On January 28, 1948, a plane crashed in the Diablo mountains killing 28 bracero farm workers being sent back to Mexico.
It inspired the Woodie Guthrie's song "Deportee". The workers were buried in a mass grave that was only marked: Mexicans. The Crash killed everyone aboard the plane.
"1948 Los Gatos DC-3 crash
On 28 January 1948, a DC-3 plane carrying 32 persons, mostly Mexican farm laborers, including some from the bracero guest worker program, crashed in the Diablo Range, 20 miles west of Coalinga, California. The crash, which killed everyone aboard the plane, inspired the song "Deportee" by Woody Guthrie.
Some passengers were returned to Mexico at the termination of the Bracero contracts, while others were illegal immigrants deported. The first news reports listed only the pilot, first officer, and flight attendant, and the rest are listed only as "deportees". It was initially identified, only 12 of the victims.
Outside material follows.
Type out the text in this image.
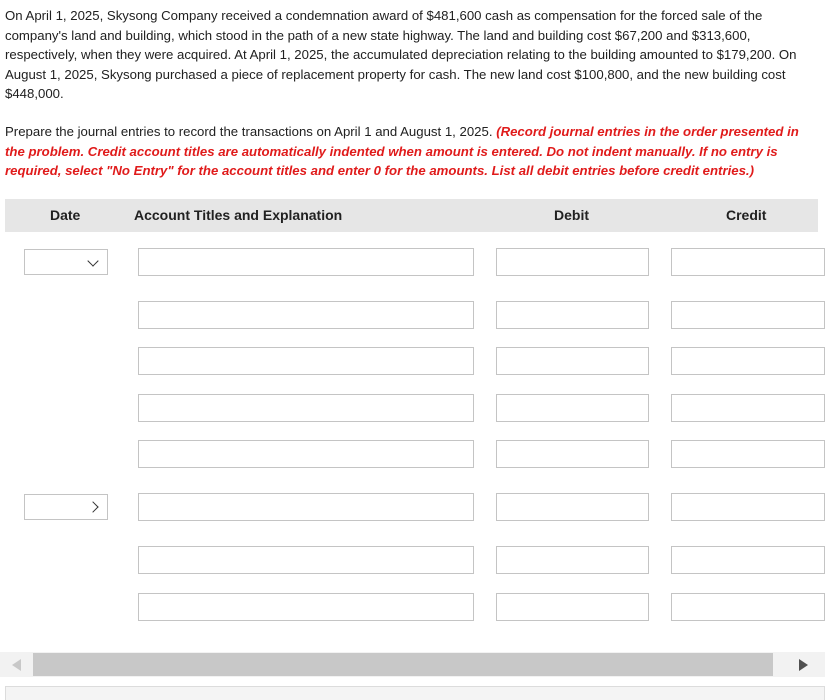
On April 1, 2025, Skysong Company received a condemnation award of $481,600 cash as compensation for the forced sale of the company's land and building, which stood in the path of a new state highway. The land and building cost $67,200 and $313,600, respectively, when they were acquired. At April 1, 2025, the accumulated depreciation relating to the building amounted to $179,200. On August 1, 2025, Skysong purchased a piece of replacement property for cash. The new land cost $100,800, and the new building cost $448,000.

Prepare the journal entries to record the transactions on April 1 and August 1, 2025. (Record journal entries in the order presented in the problem. Credit account titles are automatically indented when amount is entered. Do not indent manually. If no entry is required, select "No Entry" for the account titles and enter 0 for the amounts. List all debit entries before credit entries.)

Date	Account Titles and Explanation	Debit	Credit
Hispanic victims of the accident were placed in a mass grave in the cemetery of the Holy cross in Fresno, California, with their graves marked only as "Mexicans".
1. Accident.
In Douglas DC-3 aircraft belonging to the airline carriers in Burbank, California, was chartered by the immigration and naturalization service to fly twenty-eight Mexican nationals who were deported in a deportation center in El Centro, California.
For reasons never explained, the pilot, Frank Atkinson and pilot Marion Ewing took the plane DC-3 that only had beds for twenty-six passengers seven hours time routine and necessary security control for a flight, and the aircraft is certified to carry thirty-two passengers. Arriving in Oakland, California, after a routine flight, the crew was joined by ins guard, Frank Chaffin. The flight to refuel in Burbank, California, before continuing to El Centro.
At approximately 10:30 a.m., workers at Industrial road camp, Fresno County, located 21 Mi 34 km North-West of Coalinga, California, noticed that the DC-3 longitudinal white smoke from the left engine. The left wing suddenly ripped off, spilling nine passengers out of the gaping hole in the fuselage. The plane caught fire and nose-dived into the ground near Los Gatos Creek, explodes in a fireball. An investigation by the civil aviation authority discovered that a fuel leak in the port engine fuel pump ignited and the slip-stream and fanned the flames to a white hot intensity, acting as an oxygen acetylene torch, burn the main-spar, causing the accident.
The initial news indicated only the pilot, first officer, flight attendant, immigration and security, and the rest are listed only as "deportees". It was initially identified, only 12 of the victims. Hispanic victims of the accident were placed in a mass grave in the cemetery of the Holy cross in Fresno, California, with their graves marked only as "Mexicans". Grave 84 Buy 7 ft 25.6 2.1 m with two rows of caskets and not all bodies were buried the first day, but the box was not there night security.
2. Woody Guthrie song, "Deportee".
Singer and composer Woody Guthrie wrote a poem in 1948, complaining about the anonymity of workers who died in the crash, identified only as "deportees" in the media. When the family of Guthries poem was set to music ten years later, a College student Martin Hoffman, she became the folk song "sent the plane crash at Los Gatos".
The song was popularized by Pete Seeger, and was subsequently performed by Arlo Guthrie, Joan Baez, Judy Collins, Julie Felix, Cisco Houston, Willie Nelson, Dolly parton, johnny cash, Bruce Springsteen, Paul Kelly, Martin Joseph, ago, Richard shindell. and Ani DiFranco among others.
3. Aftermath.
Cesar Chavez, which later became a founding member of the Union of agricultural workers, learned about the tragic accident while serving in the U.S. Navy, helping to convince him that farm workers should be considered "as important people and not as agricultural implements".
The names of all of the victims were published in local Newspapers in 1948. In 2009, writer Tim Z. Hernandez began to look grave, and their names. With the help of others, to July 2013, revealed some names were misspelled in the record, and the money raised for a worthy monument. September 2, labor Day 2013, the memorial to the deportees, the stone was presented to mass at the cemetery of the Holy cross to Fresno by more than 600. The memorial includes all twenty-eight migrant workers, which included three women and one man, born in Spain, but not Mexico, was widely reported."